Un enjeu de souveraineté nationale ?

La Bulgarie s’est dotée d’une loi déterminante pour sa gouvernance informatique. Désormais, toutes les réalisations et commandes de l’État devront être open source mais également réutilisables et publiées sur une plateforme gouvernementale.

Parmi les promesses de François Hollande, celle d’une circulaire favorisant les logiciels libres plutôt que des solutions propriétaires a été respectée en début de mandat, sous l’égide premier ministre, Jean-Marc Ayrault. Toutefois, la France n’est jamais allée au bout de sa démarche et, de fait, la loi n’est pas encore en mesure de changer définitivement les mauvaises habitudes de la gouvernance numérique française.

 

La loi et les logiciels

À l’étranger, des initiatives plus prometteuses existent.

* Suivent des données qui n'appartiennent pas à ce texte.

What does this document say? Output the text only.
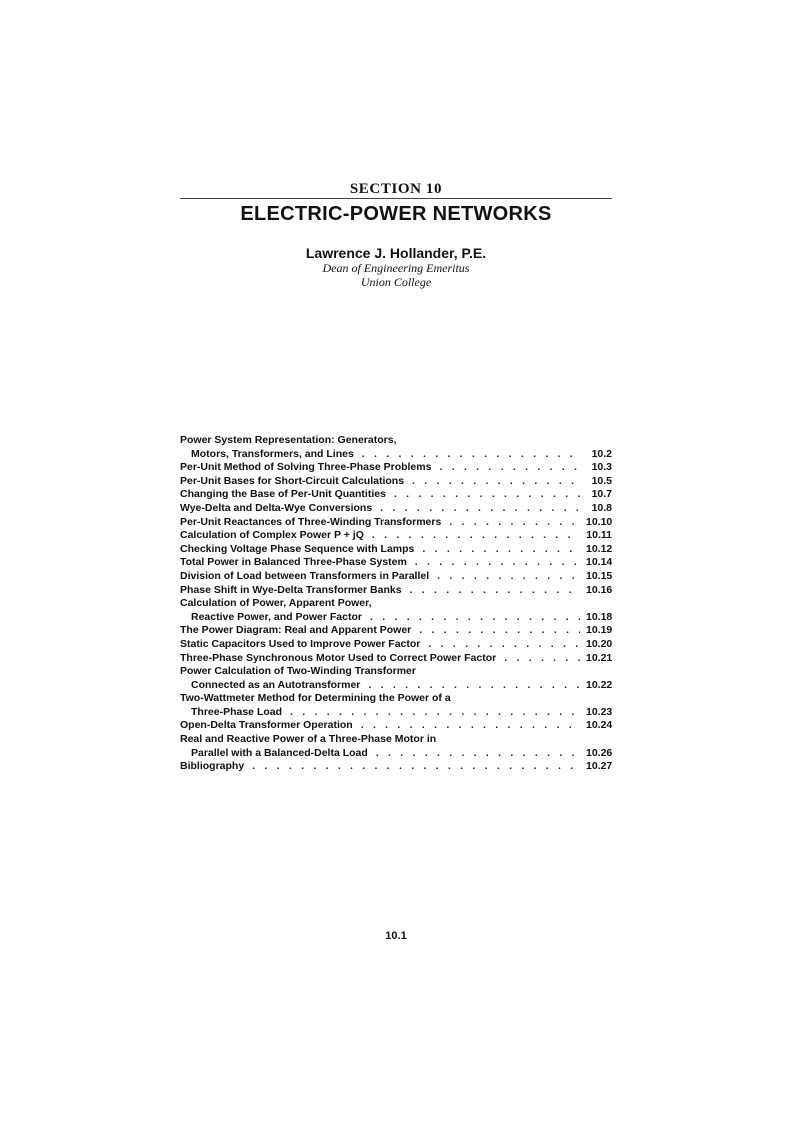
SECTION 10
ELECTRIC-POWER NETWORKS
Lawrence J. Hollander, P.E.
Dean of Engineering Emeritus
Union College
Power System Representation: Generators,
Motors, Transformers, and Lines . . .	10.2
Per-Unit Method of Solving Three-Phase Problems . . .	10.3
Per-Unit Bases for Short-Circuit Calculations . . .	10.5
Changing the Base of Per-Unit Quantities . . .	10.7
Wye-Delta and Delta-Wye Conversions . . .	10.8
Per-Unit Reactances of Three-Winding Transformers . . .	10.10
Calculation of Complex Power P + jQ . . .	10.11
Checking Voltage Phase Sequence with Lamps . . .	10.12
Total Power in Balanced Three-Phase System . . .	10.14
Division of Load between Transformers in Parallel . . .	10.15
Phase Shift in Wye-Delta Transformer Banks . . .	10.16
Calculation of Power, Apparent Power,
Reactive Power, and Power Factor . . .	10.18
The Power Diagram: Real and Apparent Power . . .	10.19
Static Capacitors Used to Improve Power Factor . . .	10.20
Three-Phase Synchronous Motor Used to Correct Power Factor . . .	10.21
Power Calculation of Two-Winding Transformer
Connected as an Autotransformer . . .	10.22
Two-Wattmeter Method for Determining the Power of a
Three-Phase Load . . .	10.23
Open-Delta Transformer Operation . . .	10.24
Real and Reactive Power of a Three-Phase Motor in
Parallel with a Balanced-Delta Load . . .	10.26
Bibliography . . .	10.27
10.1
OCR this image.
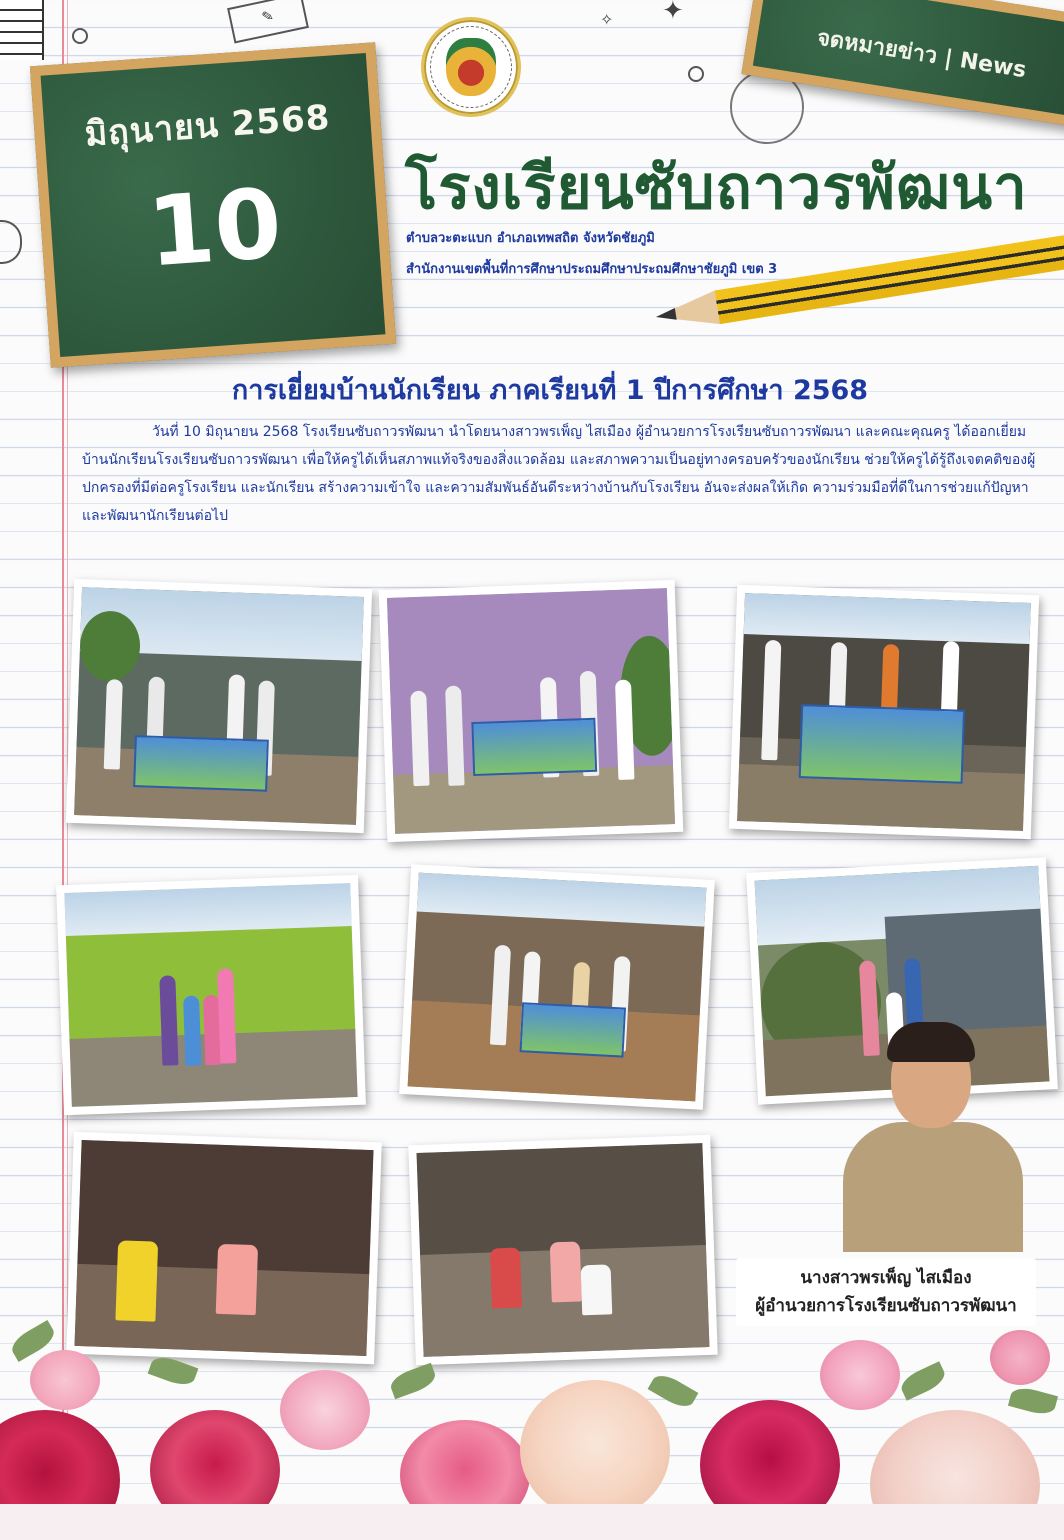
✎	✦
✧
มิถุนายน 2568
10
จดหมายข่าว | News
โรงเรียนซับถาวรพัฒนา
ตำบลวะตะแบก อำเภอเทพสถิต จังหวัดชัยภูมิ
สำนักงานเขตพื้นที่การศึกษาประถมศึกษาประถมศึกษาชัยภูมิ เขต 3
การเยี่ยมบ้านนักเรียน ภาคเรียนที่ 1 ปีการศึกษา 2568
วันที่ 10 มิถุนายน 2568 โรงเรียนซับถาวรพัฒนา นำโดยนางสาวพรเพ็ญ ไสเมือง ผู้อำนวยการโรงเรียนซับถาวรพัฒนา และคณะคุณครู ได้ออกเยี่ยมบ้านนักเรียนโรงเรียนซับถาวรพัฒนา เพื่อให้ครูได้เห็นสภาพแท้จริงของสิ่งแวดล้อม และสภาพความเป็นอยู่ทางครอบครัวของนักเรียน ช่วยให้ครูได้รู้ถึงเจตคติของผู้ปกครองที่มีต่อครูโรงเรียน และนักเรียน สร้างความเข้าใจ และความสัมพันธ์อันดีระหว่างบ้านกับโรงเรียน อันจะส่งผลให้เกิด ความร่วมมือที่ดีในการช่วยแก้ปัญหาและพัฒนานักเรียนต่อไป
นางสาวพรเพ็ญ ไสเมือง
ผู้อำนวยการโรงเรียนซับถาวรพัฒนา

C’est le cas de la Bulgarie, dont la démarche récente pourrait servir de modèle à bien des pays européens. En effet, grâce à la détermination d’un conseiller, Bozhidar Bozhanov, Sofia a voté des lois contraignantes pour l’ensemble des opérations informatiques gouvernementales.

Celles-ci obligent l’État à employer exclusivement des solutions open source. Sans préciser quelle licence doit être favorisée, le texte de loi se concentre bien plus sur les critères à respecter lors d’une commande ou d’une réalisation faite avec l’argent public.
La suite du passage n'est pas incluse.